When faced with expressions like \(x^2 - 2x + 1\), one crucial step in simplifying is to factor polynomials. This expression is what we call a perfect square trinomial. Perfect square trinomials take the form \(a^2 - 2ab + b^2\) and can be factored into \((a - b)^2\).
To factor \(x^2 - 2x + 1\), recognize it as \((x - 1)^2\) since:

• \((x)^2 = x^2\)
• \(2(x)(1) = -2x\)
• \((1)^2 = 1\)

Factoring helps simplify mathematical expressions, making further calculations easier. This process transforms the original quadratic expression into a product of binomials, setting the stage for further simplification in subsequent steps.

Simplifying fractions involves reducing them to their simplest form. After factoring, it's particularly handy in operations like multiplication or division of fractions.
Consider the simplified multiplication step: \((x - 1)^2 \times \frac{3}{x - 1}\). Here, notice the common term \((x - 1)\). By canceling out one \((x - 1)\) from the numerator and the denominator, you simplify the expression to \((x - 1) \times 3\). Continuing, multiply by another fraction \(\frac{x+4}{3x}\). Here, the 3s cancel out again:

• Numerator: \((x-1)(x+4)\)
• Denominator: \(x\)

The result reduces further when expanded or simplified: turns into \(\frac{x^2 + 3x - 4}{x}\), easily done step by step. Canceling common factors and simplifying makes the fraction clearer and neatly conveys relationships among terms.

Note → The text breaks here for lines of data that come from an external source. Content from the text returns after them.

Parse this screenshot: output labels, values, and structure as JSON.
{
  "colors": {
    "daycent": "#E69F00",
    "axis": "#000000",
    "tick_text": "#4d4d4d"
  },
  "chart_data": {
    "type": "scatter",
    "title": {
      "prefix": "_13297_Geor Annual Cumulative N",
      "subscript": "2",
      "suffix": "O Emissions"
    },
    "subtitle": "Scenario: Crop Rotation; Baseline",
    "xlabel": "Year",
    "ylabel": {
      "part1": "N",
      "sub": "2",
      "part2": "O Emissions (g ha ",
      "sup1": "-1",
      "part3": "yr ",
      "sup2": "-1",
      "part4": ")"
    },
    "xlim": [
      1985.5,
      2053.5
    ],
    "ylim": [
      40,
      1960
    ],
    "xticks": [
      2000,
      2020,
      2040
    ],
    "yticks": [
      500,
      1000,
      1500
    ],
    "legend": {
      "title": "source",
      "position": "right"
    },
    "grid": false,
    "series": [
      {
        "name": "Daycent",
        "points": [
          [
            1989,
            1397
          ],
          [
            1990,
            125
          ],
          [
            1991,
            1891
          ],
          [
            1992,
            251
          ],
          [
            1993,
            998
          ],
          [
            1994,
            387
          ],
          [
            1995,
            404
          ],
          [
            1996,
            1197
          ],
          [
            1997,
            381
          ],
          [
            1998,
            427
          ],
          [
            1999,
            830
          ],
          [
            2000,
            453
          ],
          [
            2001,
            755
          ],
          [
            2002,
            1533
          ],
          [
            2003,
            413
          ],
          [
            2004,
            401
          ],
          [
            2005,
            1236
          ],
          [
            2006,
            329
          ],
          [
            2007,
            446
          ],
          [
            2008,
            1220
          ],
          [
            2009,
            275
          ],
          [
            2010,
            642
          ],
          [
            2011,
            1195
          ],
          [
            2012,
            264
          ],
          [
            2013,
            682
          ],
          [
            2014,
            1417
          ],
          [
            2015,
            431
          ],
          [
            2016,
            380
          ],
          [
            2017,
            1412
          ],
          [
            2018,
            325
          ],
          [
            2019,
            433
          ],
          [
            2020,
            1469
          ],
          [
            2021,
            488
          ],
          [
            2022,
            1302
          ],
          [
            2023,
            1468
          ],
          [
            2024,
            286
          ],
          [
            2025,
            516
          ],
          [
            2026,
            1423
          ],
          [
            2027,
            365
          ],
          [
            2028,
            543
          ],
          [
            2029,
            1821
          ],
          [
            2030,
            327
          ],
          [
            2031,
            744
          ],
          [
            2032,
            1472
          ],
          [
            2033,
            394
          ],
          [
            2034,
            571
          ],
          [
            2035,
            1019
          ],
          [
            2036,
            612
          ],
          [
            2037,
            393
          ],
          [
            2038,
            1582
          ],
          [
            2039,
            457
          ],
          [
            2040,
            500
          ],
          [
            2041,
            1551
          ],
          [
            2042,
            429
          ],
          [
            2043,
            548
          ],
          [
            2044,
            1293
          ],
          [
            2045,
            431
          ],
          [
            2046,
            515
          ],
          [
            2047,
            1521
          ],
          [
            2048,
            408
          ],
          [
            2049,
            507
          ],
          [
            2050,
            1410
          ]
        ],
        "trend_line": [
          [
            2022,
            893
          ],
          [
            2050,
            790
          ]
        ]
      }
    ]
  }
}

Understanding variable restrictions ensures your expressions remain valid. These restrictions help identify when a fraction is not defined, typically when the denominator equals zero.
In the problem, the denominator reaches zero at specific values:

• With \(\frac{(x-1)(x+4)}{x}\), \(x\) cannot be 0, because dividing by zero makes the expression undefined.
• Initially, the division \(\frac{x-1}{3}\) sets another restriction that \(x\) cannot be 1, or the division by zero occurs.

It's crucial to account for these restrictions. Identifying these values prevents undefined mathematical operations and ensures accuracy and validity in results. Remember, always address restrictions to maintain sound expressions when working with rational expressions.